When I started this column a year ago, I wanted to follow in the footsteps of some of my A.V. Club predecessors who helped highlight smaller, odder films that deserve to be remembered by those dipping their toes into cinephilia. At the same time, the series is an acknowledgement of The Criterion Collection (and its streaming service The Criterion Channel) as a modern establishment, one with the same kind of inviting, taken-with-a-grain-of-salt curation as some of the form’s long-standing guide texts—the Sight & Sound polls or 1001 Movies You Must See Before You Die or Roger Ebert’s Great Movies or A Personal Journey With Martin Scorsese Through American Movies—and the same kind of surprising strangeness you might once have found browsing a video store’s shelves, steered solely by vibes. Those films that split the difference between the canonized and the cuckoo are special. One of them, Masahiro Shinoda’s Demon Pond, kicked off Cult Of Criterion last October. Now another, Ken Russell’s Altered States, rings in its anniversary.
At first blush, the British oddball’s first Hollywood film offers a wealth of respectable bonafides.
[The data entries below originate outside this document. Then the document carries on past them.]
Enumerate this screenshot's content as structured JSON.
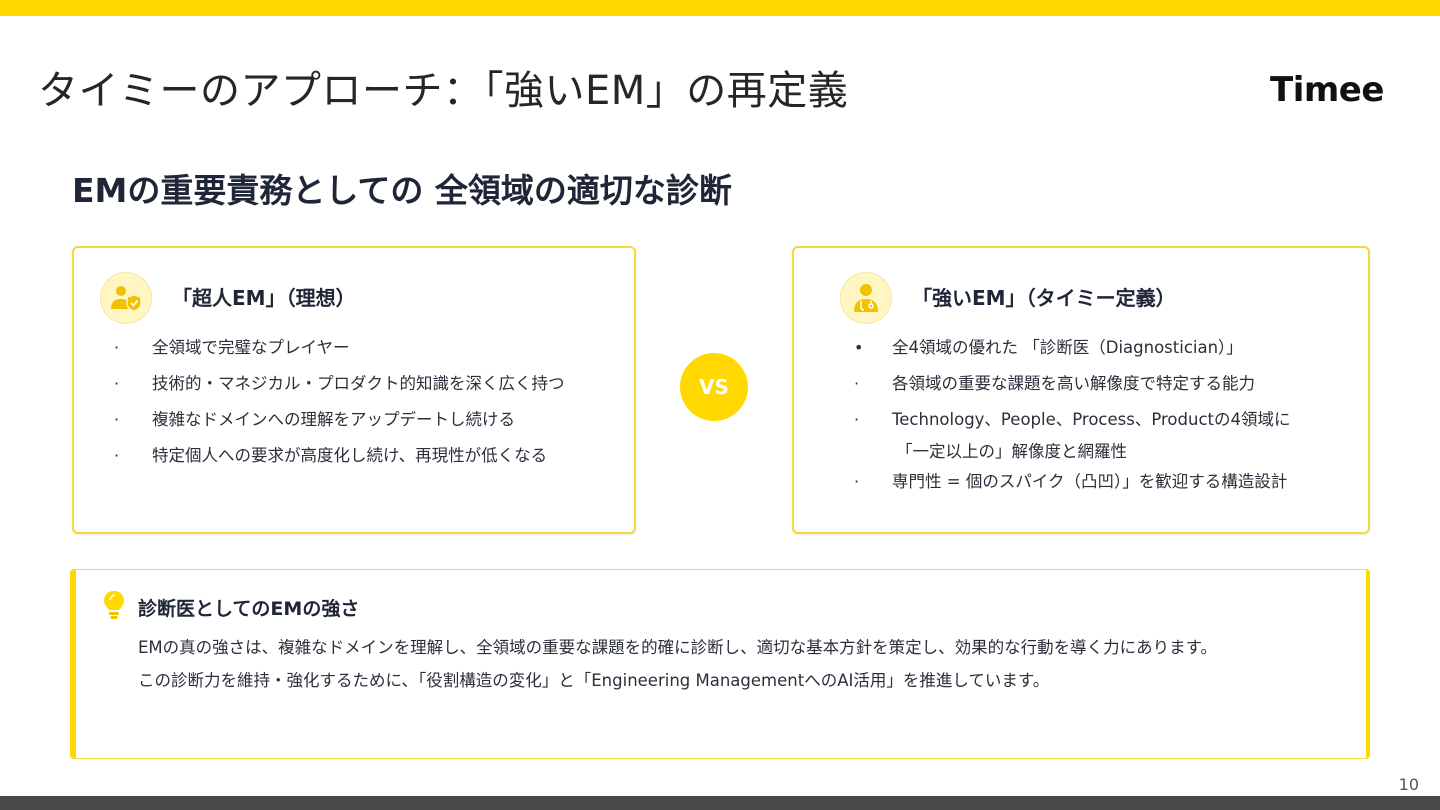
{
  "slide": {
    "title": "タイミーのアプローチ：「強いEM」の再定義",
    "logo": "Timee",
    "subtitle": "EMの重要責務としての 全領域の適切な診断",
    "page_number": "10"
  },
  "left_card": {
    "title": "「超人EM」（理想）",
    "icon": "person-shield-icon",
    "items": [
      "全領域で完璧なプレイヤー",
      "技術的・マネジカル・プロダクト的知識を深く広く持つ",
      "複雑なドメインへの理解をアップデートし続ける",
      "特定個人への要求が高度化し続け、再現性が低くなる"
    ]
  },
  "vs_label": "VS",
  "right_card": {
    "title": "「強いEM」（タイミー定義）",
    "icon": "doctor-icon",
    "items": [
      "全4領域の優れた 「診断医（Diagnostician）」",
      "各領域の重要な課題を高い解像度で特定する能力",
      "Technology、People、Process、Productの4領域に",
      "「一定以上の」解像度と網羅性",
      "専門性 = 個のスパイク（凸凹）」を歓迎する構造設計"
    ]
  },
  "bottom_card": {
    "icon": "lightbulb-icon",
    "title": "診断医としてのEMの強さ",
    "line1": "EMの真の強さは、複雑なドメインを理解し、全領域の重要な課題を的確に診断し、適切な基本方針を策定し、効果的な行動を導く力にあります。",
    "line2": "この診断力を維持・強化するために、「役割構造の変化」と「Engineering ManagementへのAI活用」を推進しています。"
  },
  "colors": {
    "accent": "#ffd800",
    "border": "#f5d83a",
    "footer": "#4a4a4a"
  }
}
William Hurt plays the lead in his debut role, fresh from the post-Juilliard stage. Paddy Chayefsky, one of the few screenwriters some people actually know by name, adapted his own novel for the script (before taking his name off the project). John Corigliano, who had just won a Guggenheim fellowship, was nominated for an Oscar for his first film score. Warner Bros. put the film out into theaters on Christmas. And yet, thanks to Russell—whose baroque work includes The Devils and The Lair Of The White Worm—it’s all in service of a complete head trip, a seriously unserious turn-of-the-’80s reckoning with the countercultural self-experimentation of psychonauts like John C. Lilly.
This contradiction is echoed in the text of the film: A tenured Harvard psychopathologist’s woo-woo tendencies are brushed off by those who can’t help but acknowledge his brilliance. For every blistering diatribe about truth and God, sometimes in the middle of a sex scene, there is a ridiculously brash image that pierces its academic veneer, like a seven-eyed goat Christ or a trippy tea-time. As the professor finds himself drawn again and again towards hallucinating in a sensory deprivation tank, his mind—and, eventually, body—unravels away from his colleagues and loved ones.